Previously with the Institute of Semiconductor Physics at the Academy of Science of Ukraine (Kyiv), the Max-Planck Institute for Solid States Research in Stuttgart, Germany, the Chalmers University of Technology in Gothenburg, Sweden, and the Institute for Solid State Physics at Technical University in Berlin, Germany, he was a fellow of the Alexander von Humboldt Foundation, the Max-Planck Society (both based in Munich) and the European Community (Brussels).

The Litvinchuks found the Ukrainian community because they had the phone number of one of the local activists. Soon, "very naturally," Dr. Litvinchuk, 42, noted, we became part of the community, which he described as "composed of many generations, of various religious denominations - in general an accepting community."

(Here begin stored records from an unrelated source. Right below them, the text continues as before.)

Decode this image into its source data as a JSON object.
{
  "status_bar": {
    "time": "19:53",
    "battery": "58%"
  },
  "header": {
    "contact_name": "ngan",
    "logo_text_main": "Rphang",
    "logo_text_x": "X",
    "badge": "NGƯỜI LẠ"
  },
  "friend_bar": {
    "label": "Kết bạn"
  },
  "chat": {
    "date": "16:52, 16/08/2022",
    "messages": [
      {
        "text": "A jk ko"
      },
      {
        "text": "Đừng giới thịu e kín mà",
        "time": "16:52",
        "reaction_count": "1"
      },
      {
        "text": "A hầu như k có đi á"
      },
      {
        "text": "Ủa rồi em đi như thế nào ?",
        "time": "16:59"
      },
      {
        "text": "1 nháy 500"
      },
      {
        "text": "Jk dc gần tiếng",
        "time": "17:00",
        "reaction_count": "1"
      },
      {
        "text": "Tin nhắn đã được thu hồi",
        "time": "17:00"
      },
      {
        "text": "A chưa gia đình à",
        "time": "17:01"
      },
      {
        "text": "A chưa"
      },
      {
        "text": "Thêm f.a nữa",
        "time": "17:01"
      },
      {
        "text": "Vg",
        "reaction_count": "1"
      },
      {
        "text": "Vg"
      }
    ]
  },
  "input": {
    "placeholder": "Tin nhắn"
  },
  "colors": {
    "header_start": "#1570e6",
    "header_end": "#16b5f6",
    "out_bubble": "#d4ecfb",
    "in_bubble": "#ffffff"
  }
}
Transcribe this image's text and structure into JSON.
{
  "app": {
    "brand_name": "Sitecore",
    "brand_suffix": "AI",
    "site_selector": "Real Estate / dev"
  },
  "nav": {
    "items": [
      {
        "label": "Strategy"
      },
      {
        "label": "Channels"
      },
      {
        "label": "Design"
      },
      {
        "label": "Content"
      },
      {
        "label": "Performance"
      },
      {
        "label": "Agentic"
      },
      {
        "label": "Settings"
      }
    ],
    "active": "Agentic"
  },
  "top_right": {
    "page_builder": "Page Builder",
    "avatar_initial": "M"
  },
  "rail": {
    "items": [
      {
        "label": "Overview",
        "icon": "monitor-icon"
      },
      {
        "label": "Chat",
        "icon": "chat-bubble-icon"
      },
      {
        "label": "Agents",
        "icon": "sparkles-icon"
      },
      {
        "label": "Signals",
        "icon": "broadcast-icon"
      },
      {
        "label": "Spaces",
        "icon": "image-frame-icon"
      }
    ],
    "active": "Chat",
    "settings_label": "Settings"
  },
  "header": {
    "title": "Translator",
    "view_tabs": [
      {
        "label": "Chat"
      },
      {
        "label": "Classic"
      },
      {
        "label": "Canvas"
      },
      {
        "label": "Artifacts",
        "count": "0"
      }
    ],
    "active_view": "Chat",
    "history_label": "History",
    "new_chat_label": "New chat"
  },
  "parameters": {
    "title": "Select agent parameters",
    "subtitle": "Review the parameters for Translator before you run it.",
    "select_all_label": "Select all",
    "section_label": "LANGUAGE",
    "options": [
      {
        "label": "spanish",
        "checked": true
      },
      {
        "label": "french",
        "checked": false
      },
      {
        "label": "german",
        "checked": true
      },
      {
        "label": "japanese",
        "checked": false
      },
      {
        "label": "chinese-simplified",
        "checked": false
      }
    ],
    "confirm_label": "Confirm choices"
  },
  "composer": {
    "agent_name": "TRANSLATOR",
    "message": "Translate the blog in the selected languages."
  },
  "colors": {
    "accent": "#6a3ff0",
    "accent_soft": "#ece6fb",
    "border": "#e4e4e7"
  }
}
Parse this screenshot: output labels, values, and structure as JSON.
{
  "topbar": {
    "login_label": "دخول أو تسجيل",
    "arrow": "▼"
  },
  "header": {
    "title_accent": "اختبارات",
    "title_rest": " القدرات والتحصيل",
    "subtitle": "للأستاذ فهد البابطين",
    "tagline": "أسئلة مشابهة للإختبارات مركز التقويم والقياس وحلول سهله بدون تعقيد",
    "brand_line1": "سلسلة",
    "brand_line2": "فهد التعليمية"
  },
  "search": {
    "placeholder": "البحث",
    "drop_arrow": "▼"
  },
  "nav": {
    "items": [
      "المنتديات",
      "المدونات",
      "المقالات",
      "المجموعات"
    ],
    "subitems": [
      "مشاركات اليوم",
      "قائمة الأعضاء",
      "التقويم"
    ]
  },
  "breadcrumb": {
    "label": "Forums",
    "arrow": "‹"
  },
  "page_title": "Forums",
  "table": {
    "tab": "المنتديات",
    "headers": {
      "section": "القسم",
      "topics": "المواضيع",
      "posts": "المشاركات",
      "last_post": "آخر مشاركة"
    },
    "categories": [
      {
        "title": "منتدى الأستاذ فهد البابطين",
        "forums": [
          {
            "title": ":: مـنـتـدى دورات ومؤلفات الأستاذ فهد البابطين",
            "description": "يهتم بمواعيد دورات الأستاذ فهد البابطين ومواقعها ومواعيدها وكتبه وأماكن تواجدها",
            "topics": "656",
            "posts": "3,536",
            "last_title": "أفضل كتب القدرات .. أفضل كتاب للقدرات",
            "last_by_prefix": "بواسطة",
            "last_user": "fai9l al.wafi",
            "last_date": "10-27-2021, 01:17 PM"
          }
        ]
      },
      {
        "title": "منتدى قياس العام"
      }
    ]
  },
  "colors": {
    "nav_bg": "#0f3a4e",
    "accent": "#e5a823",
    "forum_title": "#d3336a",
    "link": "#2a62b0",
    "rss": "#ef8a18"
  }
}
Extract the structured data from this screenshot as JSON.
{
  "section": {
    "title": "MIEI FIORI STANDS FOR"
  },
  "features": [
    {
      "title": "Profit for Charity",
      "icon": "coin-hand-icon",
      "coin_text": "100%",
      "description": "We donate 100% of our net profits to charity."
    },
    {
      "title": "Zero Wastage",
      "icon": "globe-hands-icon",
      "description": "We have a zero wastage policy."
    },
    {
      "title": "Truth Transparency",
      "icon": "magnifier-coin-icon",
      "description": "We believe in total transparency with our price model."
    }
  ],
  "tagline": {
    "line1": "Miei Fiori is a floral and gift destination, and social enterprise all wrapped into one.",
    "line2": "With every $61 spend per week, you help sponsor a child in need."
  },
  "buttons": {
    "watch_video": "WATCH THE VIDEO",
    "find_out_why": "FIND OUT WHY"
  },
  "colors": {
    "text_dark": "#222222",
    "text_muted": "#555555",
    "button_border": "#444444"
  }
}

He is a member of the UACCH, while his wife, Tetyana, who was a teacher and vice-principal back in Kyiv and now is manager of a toy store, is a member of the UNWLA as well as principal of Houston's School of Ukrainian Studies.

The school's 35 students age 3-20 meet every Sunday after liturgy to learn Ukrainian language, music, dance, history, geography and literature, as well as catechism. Mrs. Litvinchuk brings much enthusiasm to her position as principal, as is obvious from her discussion of the school's students and programs, including a monthly newsletter for students called Soniashnyk (Sunflower), and the school's involvement in broader community events.

The Litvinchuks' two sons, Kostyantyn, 19, and Andrey, 12, also have found a home and friends here.

"We were surprised that within a year we met so many people of our age, and we have become very close with five or six families." Recalling the family's time in Europe, Dr. Litvinchuk said, "There were small communities in Germany, mostly older-generation immigrants. Perhaps that's what we were missing. It is very good for us here - and we did not even expect to find a community here. We thought all the Ukrainians were in New Jersey and Toronto."

His wife agreed. "We feel as if we are part of a family here, even though there are diverse people who came here for different reasons. We are impressed with this community and the diaspora," she continued. What is especially noteworthy, she added, is that "there is no divisiveness - we all work together."

Other newcomers from Ukraine were in evidence at the Protection of the Mother of God (Pokrova) Church on Sunday, October 1 - which happened to be the parish feast day.

A young woman from Ukraine approached this writer, asking whence I had arrived, believing that I, too, was a newcomer ... from Ukraine. Lilia Lohinska, 21, from Stryi, then introduced her two friends, Volodymyr Hnativ, 29, and Ivanka Bilych, 21, also from Stryi.

Mr. Hnativ who has been in the United States for three years, had arrived in Houston several months ago, where he was later joined by his two friends from back home in Ukraine. The three spoke of home - it was made clear that they all missed the mountainous landscape of western Ukraine - and their new home in Texas with much excitement.

Mr. Hnativ, it should be noted, was nominated for membership in the UACCH at the group's meeting held later that day.

At the parish luncheon following the liturgy and a special outdoor service in celebration of the feast of the Pokrova, the trio was promptly joined by the Rev. Andrij Dwulit, pastor, who welcomed them heartily and encouraged them to become a part of the community.

Leaving the church complex, this writer had no doubt that these latest immigrants to Houston also would find a place among fellow Ukrainians who all - at one time or another - were newcomers.